VIENA, ÁUSTRIA (FOLHAPRESS) – O único tratado internacional capaz de proibir testes de bombas atômicas vai completar 30 anos em 2026 sem entrar em vigor. O CTBT, sigla em inglês do Tratado de Proibição Completa de Testes Nucleares, foi aberto a assinaturas em 1996. Desde então, recebeu quase 200 adesões —incluindo algumas das atuais potências nucleares—, mas ainda permanece travado por resistência de um pequeno grupo de países.

O CTBT foi concebido para impedir devastações ambientais e humanas como as ocorridas nas Ilhas Marshall, onde 67 bombas atômicas foram lançadas pelos EUA em 20 anos, ou em Semipalatinsk, no Cazaquistão, onde a URSS realizou quase 500 explosões nucleares, de 1949 a 1989. Além disso, um dos efeitos indiretos do tratado seria o de frear a corrida nuclear em si mesma, uma vez que o desenvolvimento de novas armas depende de novos testes.

Seu lançamento, em 1996, foi recebido com entusiasmo: 187 países assinaram, dos quais 178 ratificaram. A assinatura demonstra a concordância com o teor do texto e a intenção de aderir a ele, enquanto a ratificação formaliza esse compromisso, após aprovação do Congresso e sanção presidencial em cada país.

Como o CTBT diz respeito a testes de armas atômicas, ficou estabelecido que ele só entraria em vigor após a ratificação de um grupo específico, de 44 países que detinham à época capacidade nuclear, fosse para fins pacíficos ou militares. O Brasil faz parte desse grupo e aderiu em 1998, no governo Fernando Henrique Cardoso. China, Egito, Irã, Israel, Rússia e EUA assinaram, mas não ratificaram, enquanto Índia, Paquistão e Coreia do Norte nem sequer assinaram.

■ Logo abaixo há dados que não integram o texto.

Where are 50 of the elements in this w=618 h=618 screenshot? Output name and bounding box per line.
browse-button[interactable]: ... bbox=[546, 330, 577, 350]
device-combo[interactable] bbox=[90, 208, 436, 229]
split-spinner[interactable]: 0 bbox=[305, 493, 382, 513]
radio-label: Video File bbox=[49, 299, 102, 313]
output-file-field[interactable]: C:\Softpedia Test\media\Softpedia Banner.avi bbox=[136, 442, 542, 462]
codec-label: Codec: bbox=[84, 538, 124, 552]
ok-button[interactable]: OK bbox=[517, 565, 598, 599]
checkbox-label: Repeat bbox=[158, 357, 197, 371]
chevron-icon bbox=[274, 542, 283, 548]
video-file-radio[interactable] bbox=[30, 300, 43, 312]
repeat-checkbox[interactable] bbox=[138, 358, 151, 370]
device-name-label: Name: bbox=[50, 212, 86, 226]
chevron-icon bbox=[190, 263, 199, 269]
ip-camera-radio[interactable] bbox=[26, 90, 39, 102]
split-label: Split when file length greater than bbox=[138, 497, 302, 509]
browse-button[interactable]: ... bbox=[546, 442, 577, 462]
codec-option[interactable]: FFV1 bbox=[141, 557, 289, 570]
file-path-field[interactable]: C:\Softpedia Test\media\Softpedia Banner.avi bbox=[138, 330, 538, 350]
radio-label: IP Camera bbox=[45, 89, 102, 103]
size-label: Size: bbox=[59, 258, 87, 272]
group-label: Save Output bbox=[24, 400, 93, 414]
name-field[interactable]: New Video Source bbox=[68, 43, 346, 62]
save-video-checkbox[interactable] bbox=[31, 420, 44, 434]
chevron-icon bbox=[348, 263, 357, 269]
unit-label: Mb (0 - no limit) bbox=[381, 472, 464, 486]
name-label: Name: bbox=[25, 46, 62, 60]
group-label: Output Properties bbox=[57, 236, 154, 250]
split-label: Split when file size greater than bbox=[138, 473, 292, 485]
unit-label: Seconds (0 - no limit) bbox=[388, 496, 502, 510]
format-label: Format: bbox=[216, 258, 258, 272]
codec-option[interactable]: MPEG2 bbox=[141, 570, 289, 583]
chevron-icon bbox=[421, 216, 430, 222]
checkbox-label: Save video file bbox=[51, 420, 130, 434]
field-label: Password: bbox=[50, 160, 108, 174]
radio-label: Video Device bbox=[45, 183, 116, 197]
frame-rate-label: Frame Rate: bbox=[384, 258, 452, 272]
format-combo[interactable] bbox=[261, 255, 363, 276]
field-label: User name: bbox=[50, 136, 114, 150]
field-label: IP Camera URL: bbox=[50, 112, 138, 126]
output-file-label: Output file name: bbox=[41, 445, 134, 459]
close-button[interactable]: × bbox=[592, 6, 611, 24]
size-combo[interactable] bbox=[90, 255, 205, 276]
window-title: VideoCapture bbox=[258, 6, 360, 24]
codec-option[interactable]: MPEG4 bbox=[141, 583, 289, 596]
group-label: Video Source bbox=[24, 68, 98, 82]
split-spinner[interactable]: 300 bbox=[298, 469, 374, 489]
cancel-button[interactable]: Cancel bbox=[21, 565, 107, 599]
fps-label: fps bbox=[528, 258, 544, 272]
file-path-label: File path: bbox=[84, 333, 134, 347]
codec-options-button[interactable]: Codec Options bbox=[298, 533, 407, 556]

Indianos e paquistaneses evitam se comprometer por causa das tensões fronteiriças entre as duas potências nucleares, enquanto a Coreia do Norte —país responsável pelo último dos testes detectados, em 2017— prefere manter suas ameaças atômicas vivas, como forma de barganha internacional. No caso dos EUA, o presidente Bill Clinton assinou o tratado em 1997, mas o Congresso americano se recusou a ratificá-lo na sequência. Em resposta, a Rússia, que já havia ratificado, recuou ao estágio apenas de assinante, buscando paridade com a potência rival.

Desde então, o quadro se deteriorou ainda mais, fazendo crescer os temores de um retrocesso ainda mais radical. “Há agora uma série de pontos de tensão geoestratégica, particularmente na área de armas nucleares, que despertam preocupações”, disse à Folha o australiano Robert Floyd, secretário-executivo da CTBTO, organização ligada ao tratado, que é responsável pela detecção e o monitoramento de testes atômicos no mundo. “Ouvimos falar de alguns Estados que podem usar armas nucleares, alguns que podem testar ou voltar a testar armas nucleares e outros, nos quais há acúmulo de grandes quantidades de urânio altamente enriquecido para fins que são difíceis de entender.”

O clima na abertura do encontro da CTBTO, em Viena, na segunda-feira (8), foi de apreensão com o aumento de tensões geopolíticas que envolvem potências militares, como no caso do conflito na Ucrânia, que opõe interesses da Rússia e da Otan, e também do contexto das tensões entre Índia e Paquistão. “O perigo nuclear está crescendo”, disse a ministra austríaca de Relações Exteriores, Beate Meinl-Reisinger. “A cooperação é mais importante hoje do que nunca, pois vemos como o multilateralismo está sendo testado”.

O Brasil foi representado pelo presidente da Comissão Nacional de Energia Nuclear, Francisco Rondinelli Júnior, que anunciou à direção da CTBTO a decisão de construir, no Recife, até 2026, uma estação de detecção de radionuclídeos, capaz de captar na atmosfera a presença de gases nobres e outros elementos químicos produzidos quando alguma bomba atômica é detonada, mesmo em testes subterrâneos, em qualquer parte do mundo.

O país já possui uma estação com essas características no Rio de Janeiro. A segunda, no Recife, vai completar o ramal da América Latina e Caribe da rede mundial de detectores de radionuclídeos, peça chave do tratado. Além dessas duas estações, o Brasil oferece à rede informações captadas por outras seis unidades, dedicadas a monitoramentos sísmicos, hidroacústicos e de infrassom.